By Adrien Bridel
Adrien Bridel draws a subtle parallel between the Bible and comics, which, far from being fanciful, allows us to open up a passageway between two cultures that have more in common than meets the eye. “With great power comes great responsibility”, as Spiderman’s uncle liked to remind him. Certain patriarchs of the Bible could have transmitted that same message.
Translation Louise Thunin
In Neuchâtel, Switzerland, at the beginning of July, the Neuchâtel International Fantastic Film Festival (NIFFF) takes place: it was a reference, in its genre, in the early years of the twenty-first century. I shall take this festival as a pretext, in order to explore the links that can unite theology and geek culture, geek being a word that applies to aficionados of the imaginary.

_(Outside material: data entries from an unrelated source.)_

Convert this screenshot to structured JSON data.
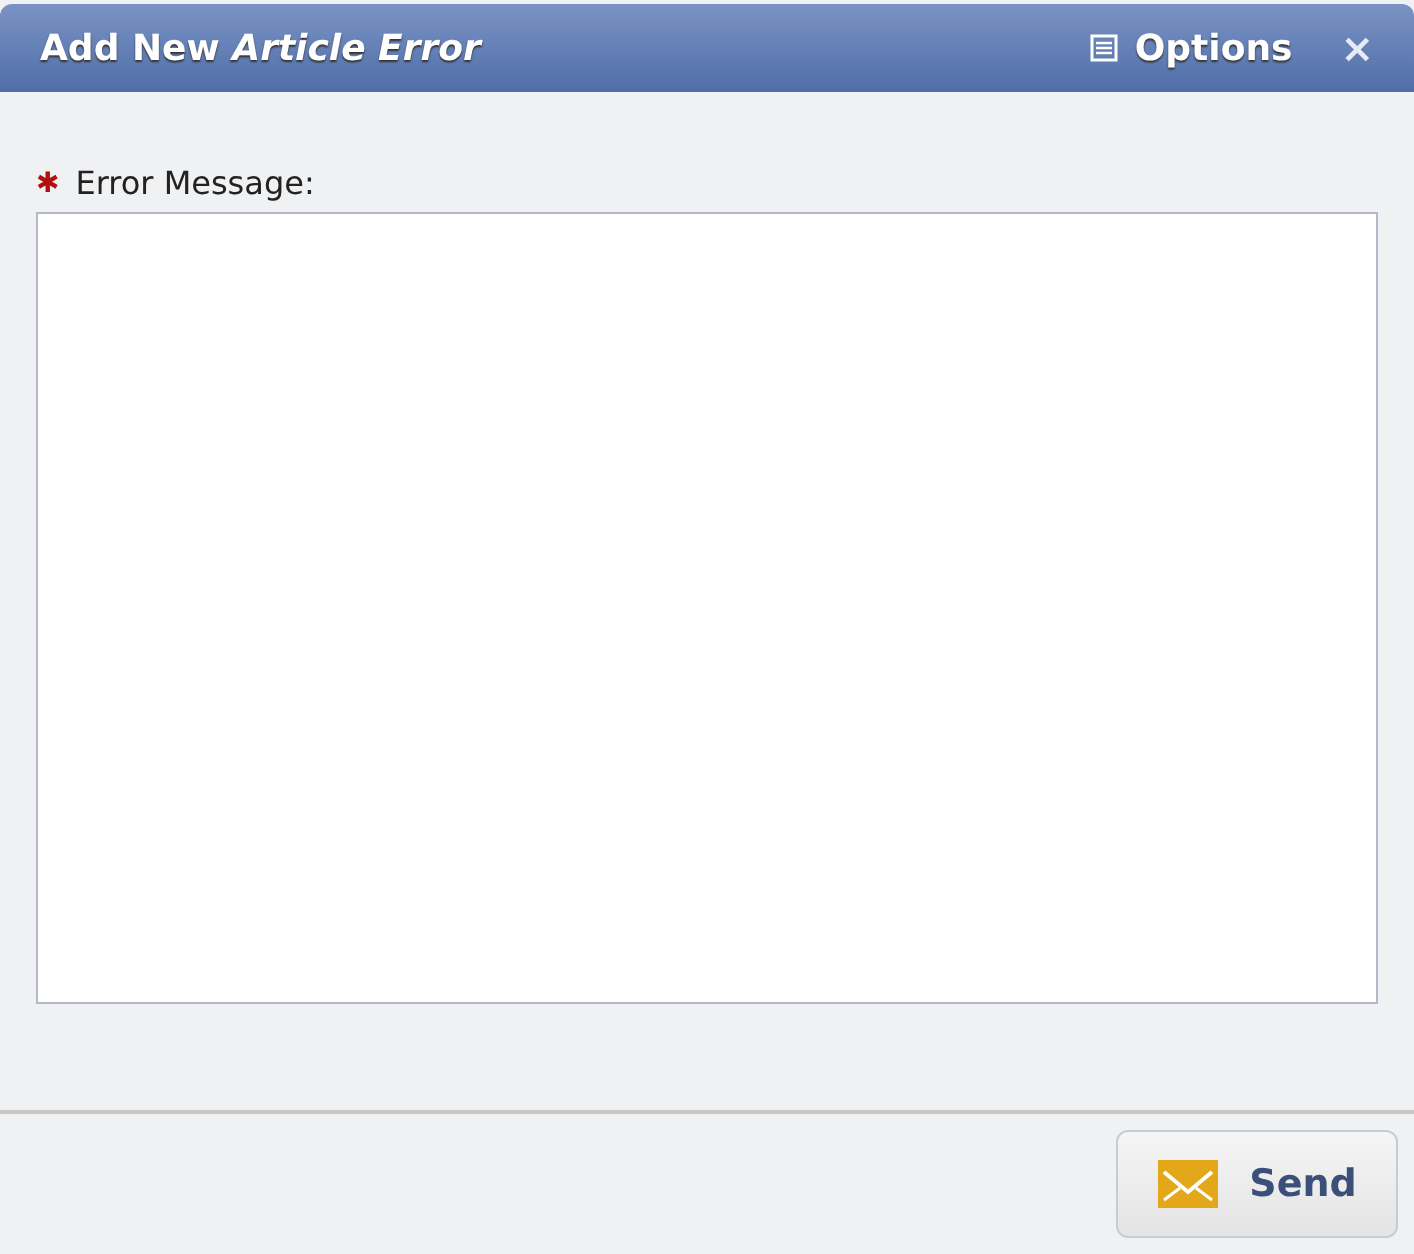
{
  "window": {
    "title": "Add New *Article Error*",
    "options_label": "Options",
    "close": "×"
  },
  "field": {
    "required_mark": "✱",
    "label": "Error Message:"
  },
  "buttons": [
    {
      "label": "Send"
    }
  ]
}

It would be easy to see only immaturity there, a refusal to fully enter the world of adults. To my mind, I see, above all, immense intellectual curiosity, an association where the scientific community is more than widely represented. For many years, geek culture remained confidential, but today it enjoys a large audience, via the digital revolution that cinema has undergone over the last two decades.
This recent expansion of its audience—as well as the truly philosophical depth that has always been a part of the questioning of this subculture—has led me to try and sketch out a notion of Geek Theology–somewhat in the style of Mark Alizart in his Pop Théology (2015) and in the wake of the philosophical interest in pop culture, initiated by Gilles Deleuze. There is a possibility there for theology to make itself known to an audience that normally ignores it, thanks to fantasy, which definitely has its place in a conversational exchange with these cultures of the imaginary. It’s a question of cultivating a taste for the fantastic, in order to then welcome the interpretations we make of it. In fact, this is an opportunity to discover theology in all its diversity! Let’s take a few examples to illustrate my idea and to fuel our reflections.
First of all, the supernatural: its presence in the Bible is obvious. But what is less so, first off, is that it rests on a form of contradiction, for Biblical supernatural always springs from purely climatic or natural events (the flood, the ten plagues of Egypt, the separating of the Red Sea…). How can we not think of Tzvetan Todorov, who defines the fantastic as “ the hesitation felt by a being who knows only natural laws, in the face of an apparently supernatural event.”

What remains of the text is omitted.